Thursday, June 27, 2019

Biomarkers of DNA methylation Can Predict Breast Cancer

Biomarkers are measured characteristics that describe the biological state in organisms by analyzing DNA, RNA, protein, peptides, and biomolecular chemical modifications. Biomarkers can measure the risk of certain cancers in an individual, the progression of the disease, and potential therapy responses.

Breast cancer is the abnormal tissue growth in breasts and is the fourth most common type of cancer in America. DNA methylation regulates gene expression and can change the activity of the DNA segment without changing the sequence.

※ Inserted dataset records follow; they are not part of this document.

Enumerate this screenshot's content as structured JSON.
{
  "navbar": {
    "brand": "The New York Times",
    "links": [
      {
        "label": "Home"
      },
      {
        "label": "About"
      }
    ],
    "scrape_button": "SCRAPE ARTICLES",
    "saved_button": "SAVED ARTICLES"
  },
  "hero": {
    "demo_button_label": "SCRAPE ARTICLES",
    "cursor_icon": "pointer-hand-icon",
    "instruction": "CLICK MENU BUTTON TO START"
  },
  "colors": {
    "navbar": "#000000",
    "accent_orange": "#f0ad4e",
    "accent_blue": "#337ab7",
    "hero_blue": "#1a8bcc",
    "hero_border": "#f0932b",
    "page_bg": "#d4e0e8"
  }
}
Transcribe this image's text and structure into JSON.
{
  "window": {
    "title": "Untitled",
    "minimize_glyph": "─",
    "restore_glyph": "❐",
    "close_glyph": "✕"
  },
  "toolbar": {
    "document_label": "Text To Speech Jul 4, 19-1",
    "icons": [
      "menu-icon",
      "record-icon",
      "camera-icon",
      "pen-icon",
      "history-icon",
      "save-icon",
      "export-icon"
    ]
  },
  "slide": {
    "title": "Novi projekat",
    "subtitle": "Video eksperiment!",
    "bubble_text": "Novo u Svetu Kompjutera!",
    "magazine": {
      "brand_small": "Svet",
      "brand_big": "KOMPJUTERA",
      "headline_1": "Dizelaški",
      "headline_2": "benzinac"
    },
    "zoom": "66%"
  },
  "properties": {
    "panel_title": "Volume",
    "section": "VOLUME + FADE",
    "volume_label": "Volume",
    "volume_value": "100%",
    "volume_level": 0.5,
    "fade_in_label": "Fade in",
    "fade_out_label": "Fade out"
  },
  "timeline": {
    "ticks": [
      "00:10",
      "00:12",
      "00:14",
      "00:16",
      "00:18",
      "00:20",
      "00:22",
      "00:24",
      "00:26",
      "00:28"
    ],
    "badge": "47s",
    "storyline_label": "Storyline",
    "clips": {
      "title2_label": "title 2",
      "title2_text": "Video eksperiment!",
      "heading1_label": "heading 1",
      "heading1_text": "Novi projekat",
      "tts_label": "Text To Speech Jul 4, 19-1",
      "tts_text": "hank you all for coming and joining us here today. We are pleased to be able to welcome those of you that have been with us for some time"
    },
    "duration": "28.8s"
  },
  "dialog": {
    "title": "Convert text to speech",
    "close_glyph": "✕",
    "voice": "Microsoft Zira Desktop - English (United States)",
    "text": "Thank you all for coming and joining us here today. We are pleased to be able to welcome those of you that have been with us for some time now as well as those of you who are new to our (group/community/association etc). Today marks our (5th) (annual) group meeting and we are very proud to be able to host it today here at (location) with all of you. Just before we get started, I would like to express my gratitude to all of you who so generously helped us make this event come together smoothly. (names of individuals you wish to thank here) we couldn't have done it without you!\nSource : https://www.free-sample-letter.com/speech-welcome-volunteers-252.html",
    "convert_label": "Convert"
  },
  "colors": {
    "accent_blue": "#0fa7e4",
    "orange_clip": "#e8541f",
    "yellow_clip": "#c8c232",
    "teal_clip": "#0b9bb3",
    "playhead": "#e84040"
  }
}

Jirong Long of Vanderbilt University, as well as his colleagues, studied data from roughly 229,000 women of European descent. Their goals were to identify new genes and methylation markers associated with the risk of breast cancer. They found 450 DNA methylation sites that are associated with breast cancer. Of those 450 sites, 45 were located in chromosomes regions that were once not reported to be related to breast cancer. The results suspected that 38CpGs may affect the risk by regulating 21 genes.

Jirong Long and his colleagues made an important discovery with the 45 DNA methylation sites that were found in chromosomes that weren't linked with breast cancer previously. This discovery can lead to new treatment and preventative plans. It can also help scientists further understand the disease as a whole, how it progresses, and why some people are more likely to develop cancer.